Les derniers échanges du Conseil Communal à propos du dossier des Dames Blanches montrent pourtant les possibles lignes de fracture entre la majorité et l’opposition de la Commune de Woluwe-Saint-Pierre.

Après la déclaration du Bourgmestre sur la possibilité d’envisager des potagers publics, Alexia Bertrand abonde dans l’idée de « garder une réserve foncière et permettre des potagers. la population pourrait se retrouver dans ce projet. Si vous voulez interpeller la SLRB et la Région en faveur (de cette alternative), alors vous trouverez beaucoup de monde derrière vous. La Covid a fait réaliser à quel point la nécessité de la culture en ville et de la biodiversité sont essentiels.»  La conseillère MR demande donc au Bourgmestre de se positionner entre « les deux projets non compatibles ». A savoir l’urbanisation du champ ou sa transformation en un espace de culture à destination du grand public. Ce qui pourrait s’inscrire dans la philosophie de l’approvisionnement alimentaire en circuit court. Une pratique qui fait tant défaut à la Région bruxelloise.   
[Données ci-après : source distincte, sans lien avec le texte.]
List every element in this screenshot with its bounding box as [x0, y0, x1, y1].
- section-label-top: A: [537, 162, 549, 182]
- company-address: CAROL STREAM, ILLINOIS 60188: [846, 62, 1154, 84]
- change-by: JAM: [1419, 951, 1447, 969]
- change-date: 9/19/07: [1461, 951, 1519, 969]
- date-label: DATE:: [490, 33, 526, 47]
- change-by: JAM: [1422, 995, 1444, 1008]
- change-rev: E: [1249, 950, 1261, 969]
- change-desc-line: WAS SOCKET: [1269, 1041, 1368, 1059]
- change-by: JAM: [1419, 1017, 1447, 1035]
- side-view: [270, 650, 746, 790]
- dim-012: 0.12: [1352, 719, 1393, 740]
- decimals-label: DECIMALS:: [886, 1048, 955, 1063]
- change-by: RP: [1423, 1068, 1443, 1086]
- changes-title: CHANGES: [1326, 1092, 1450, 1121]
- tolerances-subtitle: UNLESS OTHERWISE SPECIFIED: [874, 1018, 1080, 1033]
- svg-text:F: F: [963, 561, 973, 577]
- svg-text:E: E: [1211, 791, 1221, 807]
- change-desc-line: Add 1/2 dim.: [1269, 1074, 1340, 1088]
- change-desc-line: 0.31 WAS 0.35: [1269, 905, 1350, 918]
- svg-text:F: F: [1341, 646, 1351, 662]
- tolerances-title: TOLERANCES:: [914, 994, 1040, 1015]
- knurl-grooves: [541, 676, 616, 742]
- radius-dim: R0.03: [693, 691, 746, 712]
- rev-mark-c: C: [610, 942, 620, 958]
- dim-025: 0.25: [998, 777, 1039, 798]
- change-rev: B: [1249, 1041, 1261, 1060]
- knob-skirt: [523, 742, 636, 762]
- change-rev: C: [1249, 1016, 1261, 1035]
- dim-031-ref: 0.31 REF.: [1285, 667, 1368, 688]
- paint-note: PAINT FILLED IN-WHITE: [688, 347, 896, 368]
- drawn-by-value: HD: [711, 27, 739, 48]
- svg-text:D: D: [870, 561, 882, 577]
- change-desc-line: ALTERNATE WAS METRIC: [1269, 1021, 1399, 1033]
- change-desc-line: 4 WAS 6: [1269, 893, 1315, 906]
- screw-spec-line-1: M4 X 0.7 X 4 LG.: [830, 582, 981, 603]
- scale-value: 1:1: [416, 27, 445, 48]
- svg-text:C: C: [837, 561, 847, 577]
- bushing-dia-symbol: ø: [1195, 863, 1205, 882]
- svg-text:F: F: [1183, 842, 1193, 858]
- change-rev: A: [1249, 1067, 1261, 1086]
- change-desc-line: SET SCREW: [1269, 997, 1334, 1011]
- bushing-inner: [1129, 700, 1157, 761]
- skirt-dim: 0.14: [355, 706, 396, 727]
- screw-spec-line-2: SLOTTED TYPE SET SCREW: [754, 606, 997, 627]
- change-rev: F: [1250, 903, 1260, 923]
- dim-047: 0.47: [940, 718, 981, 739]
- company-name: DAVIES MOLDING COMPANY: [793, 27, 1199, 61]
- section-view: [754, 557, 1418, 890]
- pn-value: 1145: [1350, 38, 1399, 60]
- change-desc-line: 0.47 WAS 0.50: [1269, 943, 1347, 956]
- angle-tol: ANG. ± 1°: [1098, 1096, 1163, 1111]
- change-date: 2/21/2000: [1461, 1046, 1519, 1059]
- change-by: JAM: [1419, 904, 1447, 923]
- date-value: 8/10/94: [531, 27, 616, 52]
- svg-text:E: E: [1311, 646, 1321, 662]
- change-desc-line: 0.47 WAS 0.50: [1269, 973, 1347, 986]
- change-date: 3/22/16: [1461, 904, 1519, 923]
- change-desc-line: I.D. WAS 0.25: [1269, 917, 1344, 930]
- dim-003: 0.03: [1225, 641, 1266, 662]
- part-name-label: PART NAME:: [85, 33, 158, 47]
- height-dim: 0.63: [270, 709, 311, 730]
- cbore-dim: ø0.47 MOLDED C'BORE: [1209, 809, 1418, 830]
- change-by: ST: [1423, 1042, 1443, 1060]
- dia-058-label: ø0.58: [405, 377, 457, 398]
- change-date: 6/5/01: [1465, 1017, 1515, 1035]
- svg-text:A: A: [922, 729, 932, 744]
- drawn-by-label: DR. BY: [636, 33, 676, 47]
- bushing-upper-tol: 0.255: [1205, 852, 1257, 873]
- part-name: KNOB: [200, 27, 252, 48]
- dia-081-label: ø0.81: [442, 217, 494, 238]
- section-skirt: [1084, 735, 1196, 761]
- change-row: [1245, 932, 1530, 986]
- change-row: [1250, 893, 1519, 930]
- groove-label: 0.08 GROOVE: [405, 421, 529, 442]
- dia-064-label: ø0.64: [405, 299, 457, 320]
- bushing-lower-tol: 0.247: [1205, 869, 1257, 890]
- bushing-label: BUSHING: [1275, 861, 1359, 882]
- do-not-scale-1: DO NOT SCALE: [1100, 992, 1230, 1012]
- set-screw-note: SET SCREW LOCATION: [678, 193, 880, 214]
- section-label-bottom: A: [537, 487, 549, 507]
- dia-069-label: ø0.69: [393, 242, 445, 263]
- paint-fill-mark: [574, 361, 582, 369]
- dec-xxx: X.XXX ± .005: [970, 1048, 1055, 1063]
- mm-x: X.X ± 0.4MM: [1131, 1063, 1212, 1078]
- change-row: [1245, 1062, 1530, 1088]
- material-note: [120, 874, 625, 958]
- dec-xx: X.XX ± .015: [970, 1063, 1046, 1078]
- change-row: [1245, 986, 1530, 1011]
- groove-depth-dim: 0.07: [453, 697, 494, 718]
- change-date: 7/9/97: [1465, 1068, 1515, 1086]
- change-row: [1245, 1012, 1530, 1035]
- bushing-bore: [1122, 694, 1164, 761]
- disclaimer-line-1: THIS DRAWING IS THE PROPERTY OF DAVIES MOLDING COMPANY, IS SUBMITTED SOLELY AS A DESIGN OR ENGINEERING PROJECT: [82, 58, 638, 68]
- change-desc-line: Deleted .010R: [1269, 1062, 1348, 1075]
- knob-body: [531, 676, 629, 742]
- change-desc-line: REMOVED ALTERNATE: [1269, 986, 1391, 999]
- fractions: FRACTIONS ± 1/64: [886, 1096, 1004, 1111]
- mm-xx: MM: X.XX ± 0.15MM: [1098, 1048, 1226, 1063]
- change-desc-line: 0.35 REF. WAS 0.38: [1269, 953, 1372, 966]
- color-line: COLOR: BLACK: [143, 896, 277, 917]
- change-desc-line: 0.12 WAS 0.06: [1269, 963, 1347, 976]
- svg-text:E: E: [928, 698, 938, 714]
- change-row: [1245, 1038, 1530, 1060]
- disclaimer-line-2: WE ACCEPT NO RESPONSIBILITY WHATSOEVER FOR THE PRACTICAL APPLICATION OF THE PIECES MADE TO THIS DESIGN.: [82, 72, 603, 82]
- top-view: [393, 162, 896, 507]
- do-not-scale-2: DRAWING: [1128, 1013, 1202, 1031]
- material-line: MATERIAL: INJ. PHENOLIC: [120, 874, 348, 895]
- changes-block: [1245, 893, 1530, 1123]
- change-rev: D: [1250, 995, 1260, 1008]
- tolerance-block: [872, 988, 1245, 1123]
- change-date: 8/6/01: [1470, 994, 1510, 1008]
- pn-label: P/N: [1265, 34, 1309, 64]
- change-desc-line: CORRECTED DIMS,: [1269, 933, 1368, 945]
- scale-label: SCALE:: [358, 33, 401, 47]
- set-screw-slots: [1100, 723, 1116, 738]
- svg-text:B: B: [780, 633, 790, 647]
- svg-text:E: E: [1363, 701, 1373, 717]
Le second point d’achoppement est le PPAS. L’une des exigences de la Commune pour la construction du champ est la règle des 3/3 évoquée plus haut (logement acquisitif, locatif et social). Or, estime Alexia Bertrand, ce critère impliquera de facto la levée par la Commune du PPAS actuel. « donc la Commune veut lever le PPAS qui respectait la densité et contenait plusieurs types de logements, y compris social. » Argument auquel le Bourgmestre répond qu’il ne veut pas « rester racrapoté » ou « arcbouté » sur le PPAS existant… « car il y a une évolution de la conception de l’habitat depuis le moment où le PPAS a été élaboré (en 1998) ». Il réclame aussi davantage d’infrastructures collectives, ce que ne le prévoyait le PPAS.